If you insist on using encrypted network traffic, you can mix it in with other sources, and mixing it in won't hurt and might even protect against some attackers not privy to the traffic, but you don't really need it. Use /dev/urandom. It's pretty good.

• I'm simply trying to design a basic RNG as part of a training exercise, I actually do use /dev/urandom. The core of my idea is that, presuming you lived in a major city, there are many encrypted networks to draw from quickly and, very crucially, the code breaker wouldn't know which network you did this on and at what time. That's the actual core to this theoretical strategy, but it would all fall apart if there were inherit patterns in modern encrypted data. – Matt Jan 15 at 11:40
• If you assume he attacker can see the same network traffic which is a reasonable assumption you are only relying on a secret method to select which network to take data from, which isn't much security. – Meir Maor Jan 15 at 11:47
• The assumption is that if I were to take a data for even a few minutes, there would be no way to know which few minutes were taken from or which network.

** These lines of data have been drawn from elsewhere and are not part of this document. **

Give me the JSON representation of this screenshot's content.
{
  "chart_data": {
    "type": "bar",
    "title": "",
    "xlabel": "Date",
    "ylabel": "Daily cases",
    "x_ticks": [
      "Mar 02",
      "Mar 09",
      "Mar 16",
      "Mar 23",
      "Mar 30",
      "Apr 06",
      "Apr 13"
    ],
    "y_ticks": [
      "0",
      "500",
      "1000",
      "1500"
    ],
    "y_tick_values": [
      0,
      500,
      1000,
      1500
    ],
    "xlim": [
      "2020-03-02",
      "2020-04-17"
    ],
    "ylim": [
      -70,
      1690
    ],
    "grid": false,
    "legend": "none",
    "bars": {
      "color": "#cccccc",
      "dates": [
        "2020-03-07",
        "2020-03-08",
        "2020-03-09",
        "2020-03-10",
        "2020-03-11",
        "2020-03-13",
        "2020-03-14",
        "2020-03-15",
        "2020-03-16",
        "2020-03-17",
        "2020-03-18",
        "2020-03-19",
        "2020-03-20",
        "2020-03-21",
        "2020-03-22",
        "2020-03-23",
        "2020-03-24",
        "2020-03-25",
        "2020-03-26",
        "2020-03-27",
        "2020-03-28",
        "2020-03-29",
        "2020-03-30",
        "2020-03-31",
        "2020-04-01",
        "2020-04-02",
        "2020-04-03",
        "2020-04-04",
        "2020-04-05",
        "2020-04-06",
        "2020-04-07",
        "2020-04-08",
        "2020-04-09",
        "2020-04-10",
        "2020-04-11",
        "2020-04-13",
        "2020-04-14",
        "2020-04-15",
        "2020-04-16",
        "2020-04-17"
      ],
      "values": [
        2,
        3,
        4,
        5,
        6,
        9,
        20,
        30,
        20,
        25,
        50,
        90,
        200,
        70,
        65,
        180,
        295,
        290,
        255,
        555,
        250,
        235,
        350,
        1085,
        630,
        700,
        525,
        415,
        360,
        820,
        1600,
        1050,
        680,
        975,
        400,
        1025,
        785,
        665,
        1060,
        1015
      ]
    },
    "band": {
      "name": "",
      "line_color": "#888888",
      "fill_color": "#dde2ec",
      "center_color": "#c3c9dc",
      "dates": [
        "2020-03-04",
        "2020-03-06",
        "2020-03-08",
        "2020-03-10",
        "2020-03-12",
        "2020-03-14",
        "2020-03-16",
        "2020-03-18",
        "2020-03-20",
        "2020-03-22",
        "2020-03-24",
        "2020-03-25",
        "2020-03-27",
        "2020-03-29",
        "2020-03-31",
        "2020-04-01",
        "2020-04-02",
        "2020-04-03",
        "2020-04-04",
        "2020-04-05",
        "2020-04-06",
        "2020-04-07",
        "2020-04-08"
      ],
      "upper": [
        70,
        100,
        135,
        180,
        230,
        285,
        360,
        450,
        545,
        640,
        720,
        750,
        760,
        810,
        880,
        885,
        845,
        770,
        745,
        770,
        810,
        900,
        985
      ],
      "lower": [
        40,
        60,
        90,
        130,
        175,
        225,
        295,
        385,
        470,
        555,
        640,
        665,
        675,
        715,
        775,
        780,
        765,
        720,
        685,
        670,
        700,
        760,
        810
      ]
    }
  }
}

So as the networks kept running while you weren't taking data from them that would passively add to the potential time-frames you could have possibly taken from. And there's no guarantee that this would only be done over the course of a few minutes or in one instance. – Matt Jan 16 at 3:10
• How do you select the network? how do you select the timing? are you using a random source to produce random source? It's not bad if you started with a random source it's similar to a book cipher. – Meir Maor Jan 16 at 5:38
• The justification for my beginner ideas is that this could work with the upmost of basic equipment. You could you an ultra basic method such as rolling dice to get local physical coordinates and the index of which network to choose. Using a PRNG to select the stream indexes would effectively allow a PRNG to eliminate any reliance on specific numbers it tends to produce. So if you had a very basic WiFi device with an insufficient PRNG, you could still get numbers that are sufficiently random. I myself don't need to do this. I'm just justifying a usage for my system. – Matt Jan 16 at 22:52

For Linux at least, the randomness that goes into /dev/urandom is already taken from the network. The difference between its scheme and yours is that it takes timing data instead of raw encrypted data. The reason for this is that timing data becomes harder to predict as you get farther away from the target, whereas raw traffic contents can be recorded trivially at any point in the path. This timing data comes from nanosecond timestamps of interrupts sent by the network interface device (NIC).

Taken from another answer I posted on another Stack Exchange site:

In modern hardware, an interrupt is a signal emitted by hardware to alert the CPU to a status change. It allows the CPU to avoid rapidly polling every hardware device for updates and instead trust that the device will asynchronously alert it when the time comes. When an interrupt occurs, an interrupt handler is called to process the signal. It turns out this handler is the perfect place to get randomness! When you measure the nanosecond-level timing of interrupts, you can quickly get a fair bit of randomness. This is because interrupts are triggered for all sorts of things, from packets arriving on the NIC to data being read from a hard drive. Some of these interrupt sources are highly non-deterministic, like a hard drive which relies on the physical motion of an actuator.

One caveat is interrupt coalescing, a feature supported by many modern NICs that batch interrupts to reduce per-packet overhead, rather than sending a separate interrupt for each received or transmitted packet. Depending on how it is implemented (count-based or timeout-based), it can potentially reduce the amount of entropy that can be gathered by the NIC. However, most NICs let you disable it.